The report added that the developed economies looked set to repeat the substandard growth rate of less than 2 per cent of the past two years.

The developing countries in Latin America and Africa, meanwhile, had changed to policies based on optimism about globalization and in many cases had regressed.

"The current economic landscape in the developing world has an uncanny resemblance to conditions prevailing in the early 1980s" with its debt and development crises, Mr. Ricupero said. Blaming the economic failures of the 1980s on government intervention led to a new policy approach of "deferring to the invisible touch of global market forces."

The result has been that between 1980 and the 1990s only eight of 26 countries selected for analysis were able to raise the share of manufacturing value in their gross domestic product (GDP) and increase their share of investment. The production structure in much of Latin America and Africa had moved away from sectors with the greatest potential for productivity growth towards those producing and processing raw materials.

UNCTAD Senior Interregional Adviser Jan Kreger told a news conference at UN Headquarters in New York that Latin America was experiencing premature de-industrialization. It has been moving rapidly to a service economy, although the service sector could not absorb the surplus labour in manufacturing.

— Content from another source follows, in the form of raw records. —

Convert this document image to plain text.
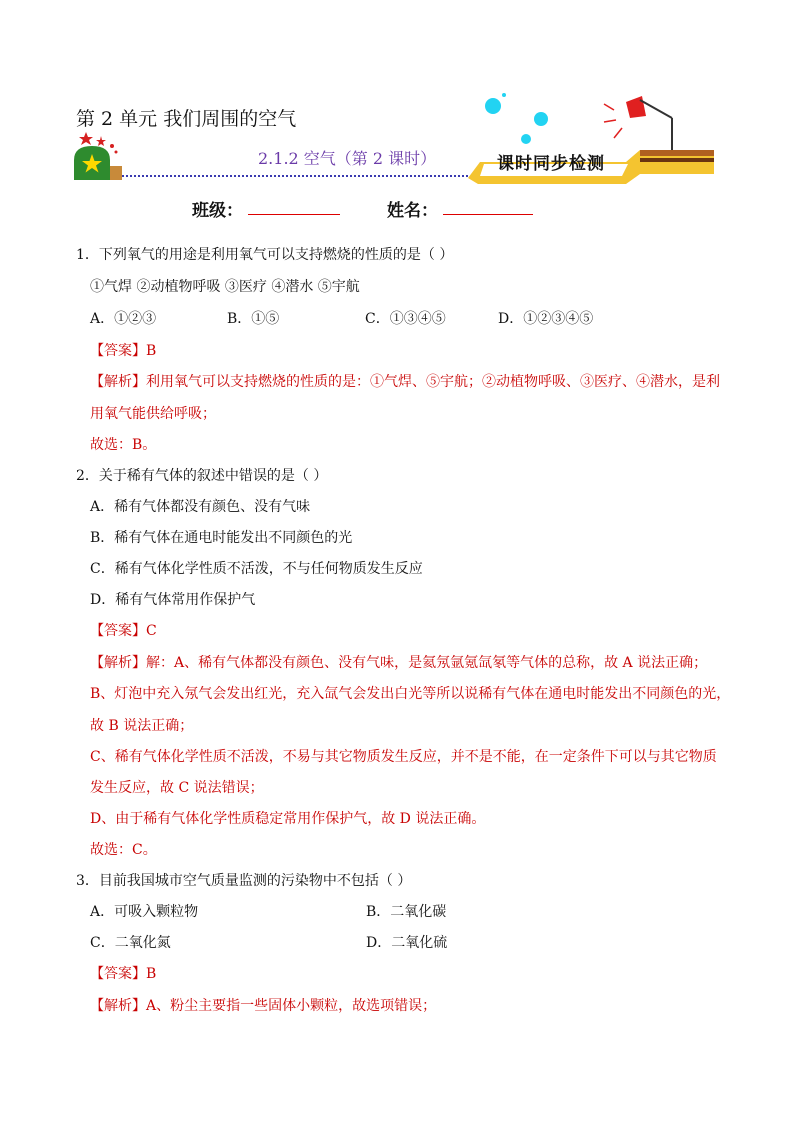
第 2 单元 我们周围的空气
2.1.2 空气（第 2 课时）	课时同步检测
班级：	姓名：
1．下列氧气的用途是利用氧气可以支持燃烧的性质的是（ ）
①气焊 ②动植物呼吸 ③医疗 ④潜水 ⑤宇航
A．①②③	B．①⑤	C．①③④⑤	D．①②③④⑤
【答案】B
【解析】利用氧气可以支持燃烧的性质的是：①气焊、⑤宇航；②动植物呼吸、③医疗、④潜水，是利
用氧气能供给呼吸；
故选：B。
2．关于稀有气体的叙述中错误的是（ ）
A．稀有气体都没有颜色、没有气味
B．稀有气体在通电时能发出不同颜色的光
C．稀有气体化学性质不活泼，不与任何物质发生反应
D．稀有气体常用作保护气
【答案】C
【解析】解：A、稀有气体都没有颜色、没有气味，是氦氖氩氪氙氡等气体的总称，故 A 说法正确；
B、灯泡中充入氖气会发出红光，充入氙气会发出白光等所以说稀有气体在通电时能发出不同颜色的光，
故 B 说法正确；
C、稀有气体化学性质不活泼，不易与其它物质发生反应，并不是不能，在一定条件下可以与其它物质
发生反应，故 C 说法错误；
D、由于稀有气体化学性质稳定常用作保护气，故 D 说法正确。
故选：C。
3．目前我国城市空气质量监测的污染物中不包括（ ）
A．可吸入颗粒物	B．二氧化碳
C．二氧化氮	D．二氧化硫
【答案】B
【解析】A、粉尘主要指一些固体小颗粒，故选项错误；
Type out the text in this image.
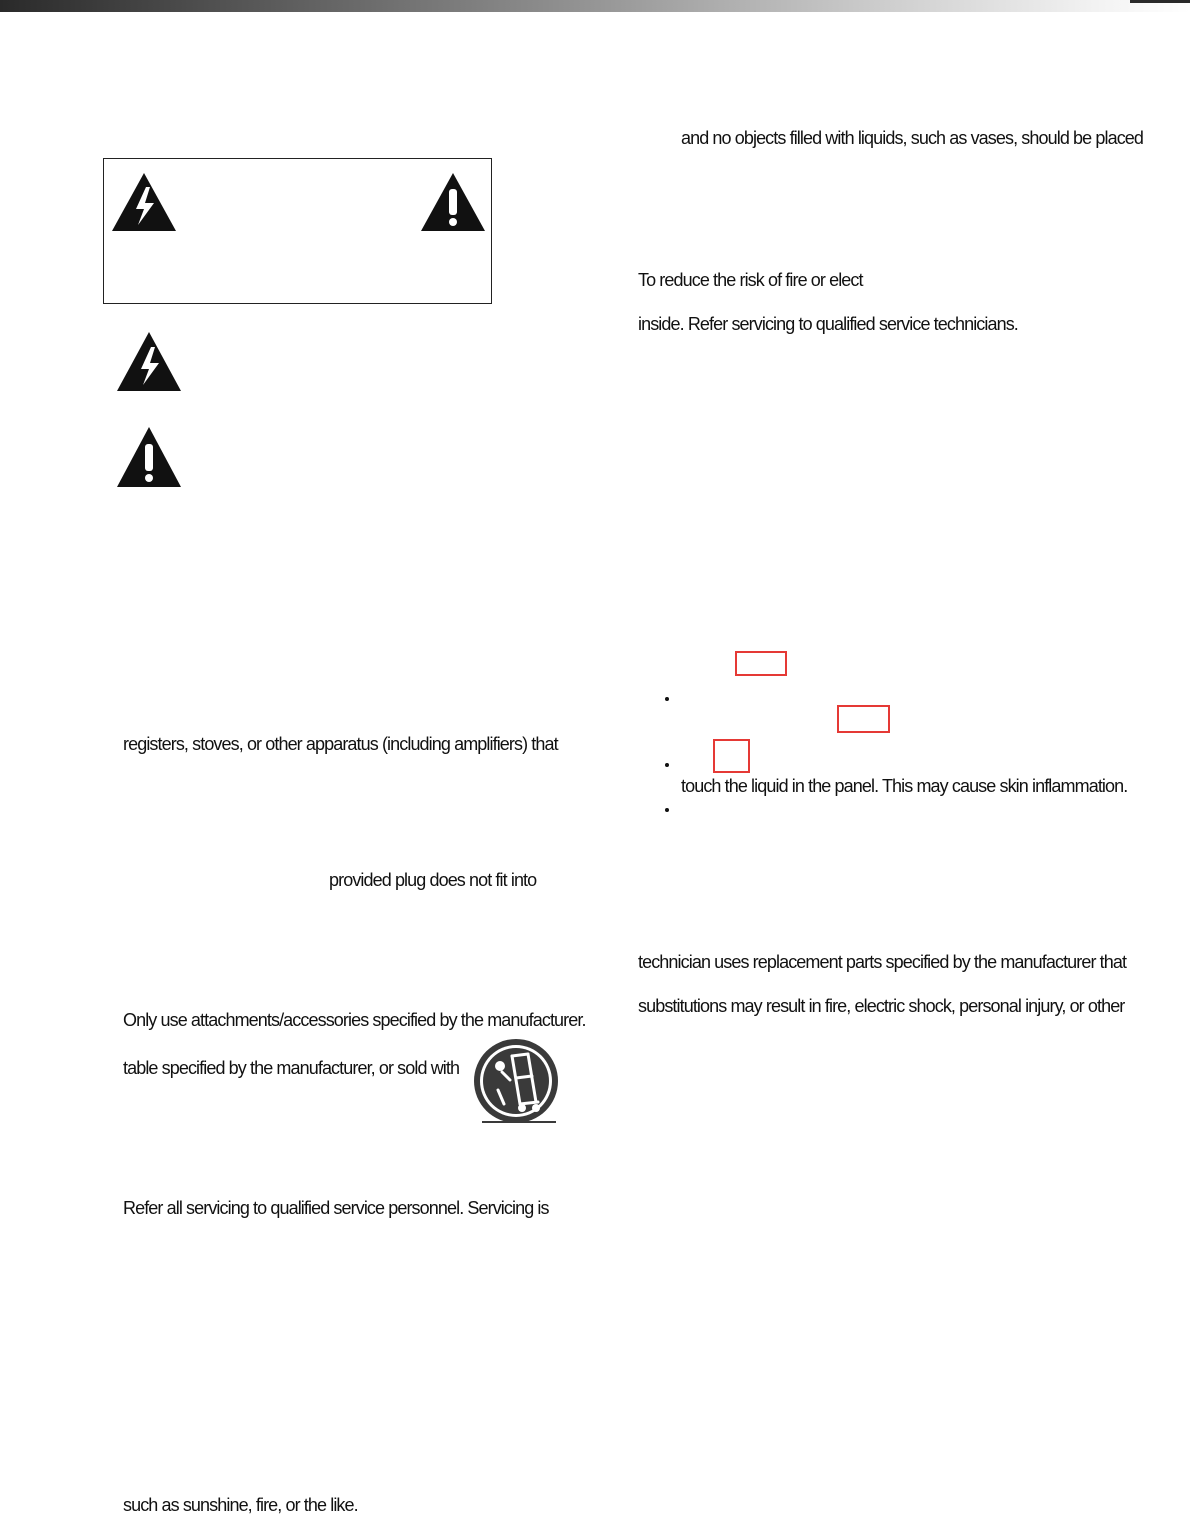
registers, stoves, or other apparatus (including amplifiers) that
provided plug does not fit into
Only use attachments/accessories specified by the manufacturer.
table specified by the manufacturer, or sold with
Refer all servicing to qualified service personnel. Servicing is
such as sunshine, fire, or the like.
and no objects filled with liquids, such as vases, should be placed
To reduce the risk of fire or elect
inside. Refer servicing to qualified service technicians.
touch the liquid in the panel. This may cause skin inflammation.
technician uses replacement parts specified by the manufacturer that
substitutions may result in fire, electric shock, personal injury, or other
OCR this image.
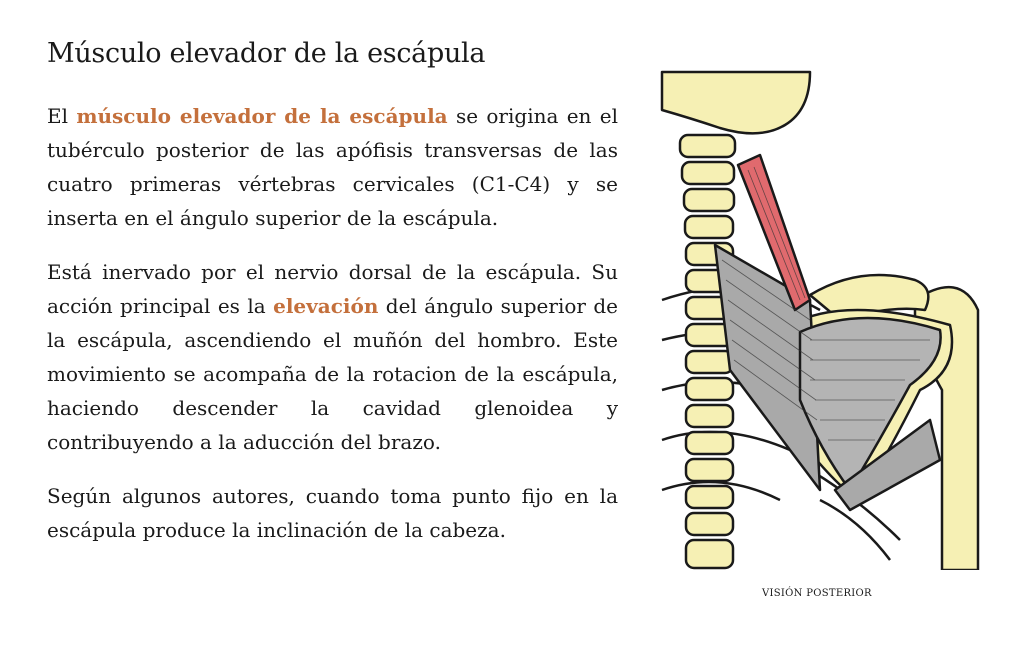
Músculo elevador de la escápula

El músculo elevador de la escápula se origina en el tubérculo posterior de las apófisis transversas de las cuatro primeras vértebras cervicales (C1-C4) y se inserta en el ángulo superior de la escápula.

Está inervado por el nervio dorsal de la escápula. Su acción principal es la elevación del ángulo superior de la escápula, ascendiendo el muñón del hombro. Este movimiento se acompaña de la rotacion de la escápula, haciendo descender la cavidad glenoidea y contribuyendo a la aducción del brazo.

Según algunos autores, cuando toma punto fijo en la escápula produce la inclinación de la cabeza.

VISIÓN POSTERIOR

Sound macro-economic fundamentals - bringing about low inflation, opening economies to international trade and reducing government share in economic activity - have been very successful in providing price stability, he said. They had failed, however, at the microeconomic tasks of adjusting domestic production to meet international competition and increasing exports and foreign exchange earnings, thus helping countries to service their debts.

"We don't have a ready answer, but what we're attempting to do is draw attention to the fact that simply placing emphasis on introducing sound macroeconomic fundamentals is not sufficient to allow developing countries to reach a sustainable growth path, and that we need to continue and to do more research in order to attempt to identify ways in which we can make these two sets of policies compatible," Mr. Kreger said.

He also dismissed the idea that one development policy could fit countries at different levels of development. The difference between Latin America and more successful Asia was that the Asian countries had tried a very wide range of policies to improve their economies, he said.